Regular readers know TRH deals with logistics and financial matters every day. But always local and ultra-micro. Perpetual trade deficit and implications from COVID are global and complicated issues.
This is not a WSJ or NYT-level piece. TRH is only attempting to draw a straighter line here, so readers can better understand, and plan.
January 2020 was a lot like January 2019. Also January 2018, and pretty much all my Januaries since 2009.
So it was grace, and sheer luck-not clairvoyance-that let me continue to make a living: Preparing properties, styling listing photos throughout one of the busiest spring markets we’ve ever seen. Careful planning let it continue through 2021.
Mid-2020 we understood COVID forced manufacturers to shut down, reducing available product. Temporarily humbled, toilet paper hoarders provided some dark humor during that very grim time. Things righted gradually that summer, then leveled off. And we kinda-sorta went back to our normal ways, inwardly rolling our eyes and adapting when we had to.
But we are an embarrassingly consumer-based nation. Used to have lots of choices. Unapologetically, price-shopping is practically a lifestyle. But perpetual trade deficit and COVID circumstances will make the months ahead more difficult than we might be able to imagine. Census data shows
- We import roughly twice of what we export
- Much of what we export are intangibles-services (travel, insurance/financials, and intellectual property)
- Our tangible exports are of a narrower and largely more industrial scope. And they decreased mightily in 2020.
Basic issues on production, again, most of us non-economists can kind of understand. But this CNN article explains what we probably never think about: supply chain workers, all that’s involved in getting product from Point A, to Point B, the consumers, and why we are on very thin ice.
Yellow pillows and the like will be the least of our problems in the months ahead. The takeaway here my friends is to plan.
I will cop to a purposely flippant title because I wanted you to read this. Not looking to be alarmist, prepper-ish, or judgemental (ohyes I know it’s quite a slippery slope to talk about anyone’s personal consumer habits.)
Being prepared is not the same thing as rampant consumerism. In all likelihood you don’t need to fill the SUV with TP, or canned goods. And not suggesting consider replacing the 60″ TV with a 72″ one.

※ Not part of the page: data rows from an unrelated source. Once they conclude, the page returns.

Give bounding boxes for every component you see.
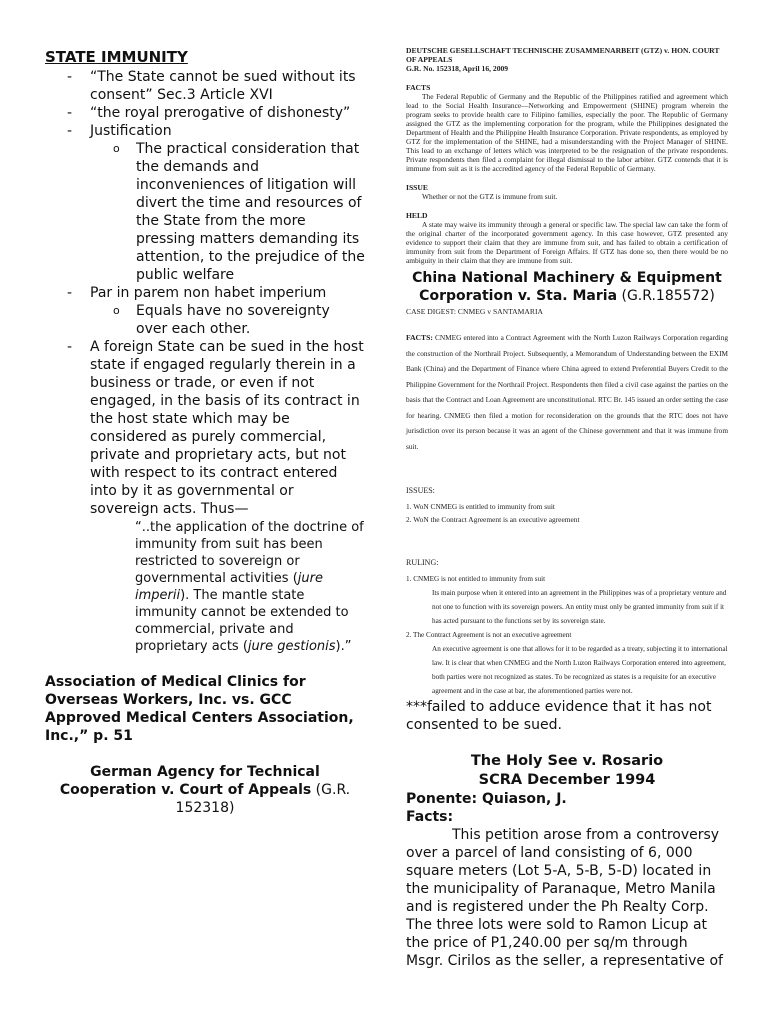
case-heading: [406, 269, 728, 305]
quote-italic: jure gestionis: [247, 639, 336, 654]
quote-text: ).”: [335, 639, 352, 654]
scan-paragraph: The Federal Republic of Germany and the Republic of the Philippines ratified and agreement which lead to the Social Health Insurance—Networking and Empowerment (SHINE) program wherein the program seeks to provide health care to Filipino families, especially the poor. The Republic of Germany assigned the GTZ as the implementing corporation for the program, while the Philippines designated the Department of Health and the Philippine Health Insurance Corporation. Private respondents, as employed by GTZ for the implementation of the SHINE, had a misunderstanding with the Project Manager of SHINE. This lead to an exchange of letters which was interpreted to be the resignation of the private respondents. Private respondents then filed a complaint for illegal dismissal to the labor arbiter. GTZ contends that it is immune from suit as it is the accredited agency of the Federal Republic of Germany.: [406, 92, 728, 173]
scan-issue: 1. WoN CNMEG is entitled to immunity from suit: [406, 502, 555, 511]
scan-label: RULING:: [406, 558, 439, 567]
case-title: China National Machinery & Equipment Corporation v. Sta. Maria: [412, 270, 722, 304]
quote-text: “..the application of the doctrine of immunity from suit has been restricted to sovereign or governmental activities (: [135, 520, 364, 586]
scan-label: FACTS: [406, 83, 431, 92]
case-gr: (G.R. 152318): [175, 782, 351, 816]
scan-paragraph: An executive agreement is one that allows for it to be regarded as a treaty, subjecting it to international law. It is clear that when CNMEG and the North Luzon Railways Corporation entered into agreement, both parties were not recognized as states. To be recognized as states is a requisite for an executive agreement and in the case at bar, the aforementioned parties were not.: [432, 645, 728, 695]
ponente: Ponente: Quiason, J.: [406, 791, 567, 807]
bullet-item: - Justification: [45, 122, 365, 140]
case-citation: SCRA December 1994: [478, 772, 656, 788]
case-title: The Holy See v. Rosario: [470, 753, 664, 769]
cnmeg-scanned-excerpt: [406, 307, 728, 698]
sub-bullet-item: o The practical consideration that the demands and inconveniences of litigation will divert the time and resources of the State from the more pressing matters demanding its attention, to the prejudice of the public welfare: [45, 140, 365, 284]
doctrine-quote: [45, 519, 365, 655]
quote-italic: jure imperii: [135, 571, 323, 603]
note-text: ***failed to adduce evidence that it has not consented to be sued.: [406, 699, 712, 733]
scan-label: ISSUES:: [406, 486, 435, 495]
scan-header: DEUTSCHE GESELLSCHAFT TECHNISCHE ZUSAMMENARBEIT (GTZ) v. HON. COURT OF APPEALS: [406, 46, 720, 64]
scan-digest: CASE DIGEST: CNMEG v SANTAMARIA: [406, 307, 543, 316]
gtz-scanned-excerpt: [406, 46, 728, 265]
scan-paragraph: [406, 330, 728, 454]
scan-label: FACTS:: [406, 333, 433, 342]
scan-paragraph: A state may waive its immunity through a general or specific law. The special law can take the form of the original charter of the incorporated government agency. In this case however, GTZ presented any evidence to support their claim that they are immune from suit, and has failed to obtain a certification of immunity from suit from the Department of Foreign Affairs. If GTZ has done so, then there would be no ambiguity in their claim that they are immune from suit.: [406, 220, 728, 265]
left-column: [45, 48, 365, 817]
case-gr: (G.R.185572): [617, 288, 715, 304]
scan-text: CNMEG entered into a Contract Agreement with the North Luzon Railways Corporation regarding the construction of the Northrail Project. Subsequently, a Memorandum of Understanding between the EXIM Bank (China) and the Department of Finance where China agreed to extend Preferential Buyers Credit to the Philippine Government for the Northrail Project. Respondents then filed a civil case against the parties on the basis that the Contract and Loan Agreement are unconstitutional. RTC Br. 145 issued an order setting the case for hearing. CNMEG then filed a motion for reconsideration on the grounds that the RTC does not have jurisdiction over its person because it was an agent of the Chinese government and that it was immune from suit.: [406, 333, 729, 451]
facts-paragraph: This petition arose from a controversy over a parcel of land consisting of 6, 000 square meters (Lot 5-A, 5-B, 5-D) located in the municipality of Paranaque, Metro Manila and is registered under the Ph Realty Corp. The three lots were sold to Ramon Licup at the price of P1,240.00 per sq/m through Msgr. Cirilos as the seller, a representative of: [406, 827, 723, 969]
case-heading: Association of Medical Clinics for Overseas Workers, Inc. vs. GCC Approved Medical Centers Association, Inc.,” p. 51: [45, 674, 354, 744]
bullet-item: - “The State cannot be sued without its consent” Sec.3 Article XVI: [45, 68, 365, 104]
quote-text: ). The mantle state immunity cannot be extended to commercial, private and proprietary acts (: [135, 588, 349, 654]
scan-label: ISSUE: [406, 183, 428, 192]
section-title: STATE IMMUNITY: [45, 48, 188, 66]
scan-paragraph: Its main purpose when it entered into an agreement in the Philippines was of a proprietary venture and not one to function with its sovereign powers. An entity must only be granted immunity from suit if it has acted pursuant to the functions set by its sovereign state.: [432, 589, 727, 625]
right-column: [406, 46, 728, 970]
bullet-item: - “the royal prerogative of dishonesty”: [45, 104, 365, 122]
scan-paragraph: Whether or not the GTZ is immune from suit.: [422, 192, 558, 201]
bullet-item: - Par in parem non habet imperium: [45, 284, 365, 302]
sub-bullet-item: o Equals have no sovereignty over each other.: [45, 302, 365, 338]
bullet-item: - A foreign State can be sued in the host state if engaged regularly therein in a business or trade, or even if not engaged, in the basis of its contract in the host state which may be considered as purely commercial, private and proprietary acts, but not with respect to its contract entered into by it as governmental or sovereign acts. Thus—: [45, 338, 365, 518]
facts-label: Facts:: [406, 809, 454, 825]
scan-ruling: 1. CNMEG is not entitled to immunity from suit: [406, 575, 546, 583]
case-heading: [406, 752, 728, 790]
scan-gr: G.R. No. 152318, April 16, 2009: [406, 64, 509, 73]
scan-issue: 2. WoN the Contract Agreement is an executive agreement: [406, 515, 580, 524]
case-heading: [45, 763, 365, 817]
case-title: German Agency for Technical Cooperation v. Court of Appeals: [59, 764, 320, 798]
scan-ruling: 2. The Contract Agreement is not an executive agreement: [406, 631, 572, 639]
scan-label: HELD: [406, 211, 428, 220]
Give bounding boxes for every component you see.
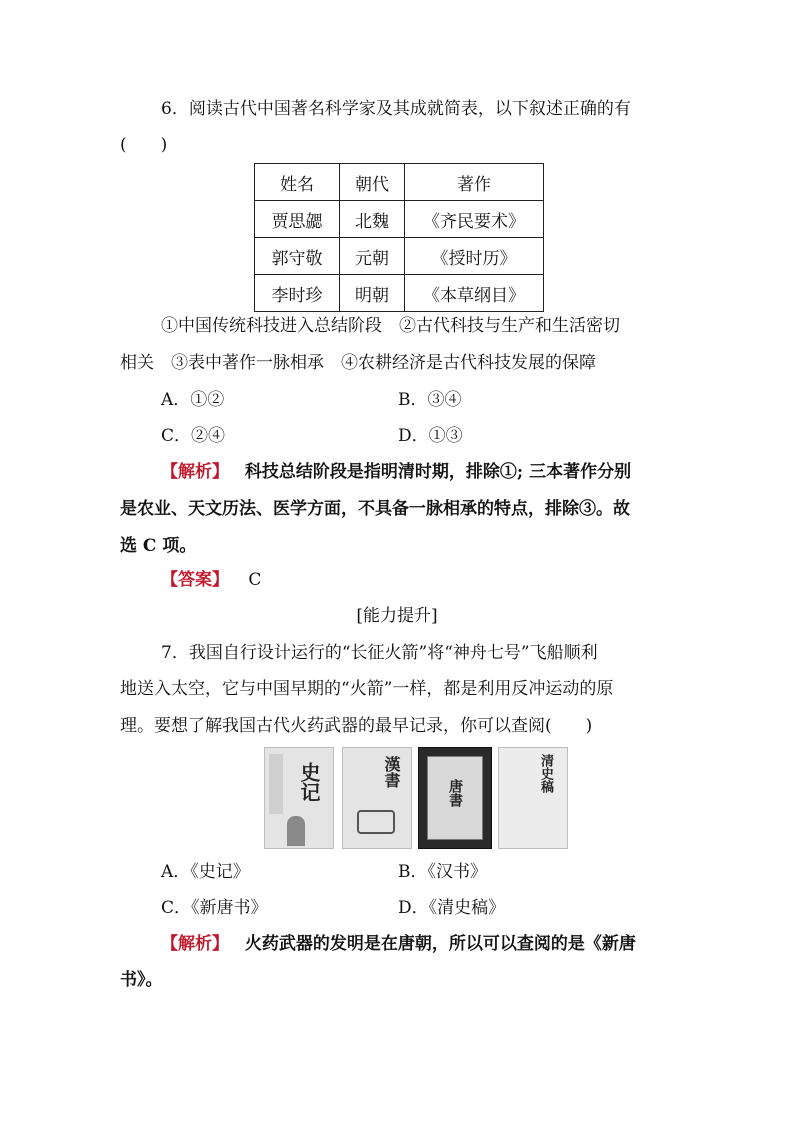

2020 forced us to reconsider what was essential. As colder months approach, only suggest proactively looking towards shoring up your, and your household’s most basic needs:
- Infrastructure: Schedule regular services like oil burner cleaning, vehicle inspections, and health check-ups
- Repair or replace what is on its last legs: Car tires, appliances, leaky roofs/gutters, or new prescription eyeglasses
- Re-assess what you can do/purchase so you’re not cut short: Switch to cloth diapers, start a cold-frame garden for greens, buy that extra charger, or update your Fred Flintstone-era phone
We are living in one of the wealthiest nations, and overall, beyond fortunate to have the lifestyle we do. Ours are first-world problems.
While trade deficits and COVID circumstances are beyond any one person’s control, we can all help. Keeping your family safe comes first. But consider donating what, and where you can. Continue to pass along what is usable to others (including kindness).
Wrapping up my sermon: Please. Chill. Take nothing for granted. Remember we have so much to be grateful for. And while choosing to export care and consideration to our neighbors won’t register on a balance sheet, it will make a difference in all of our lives.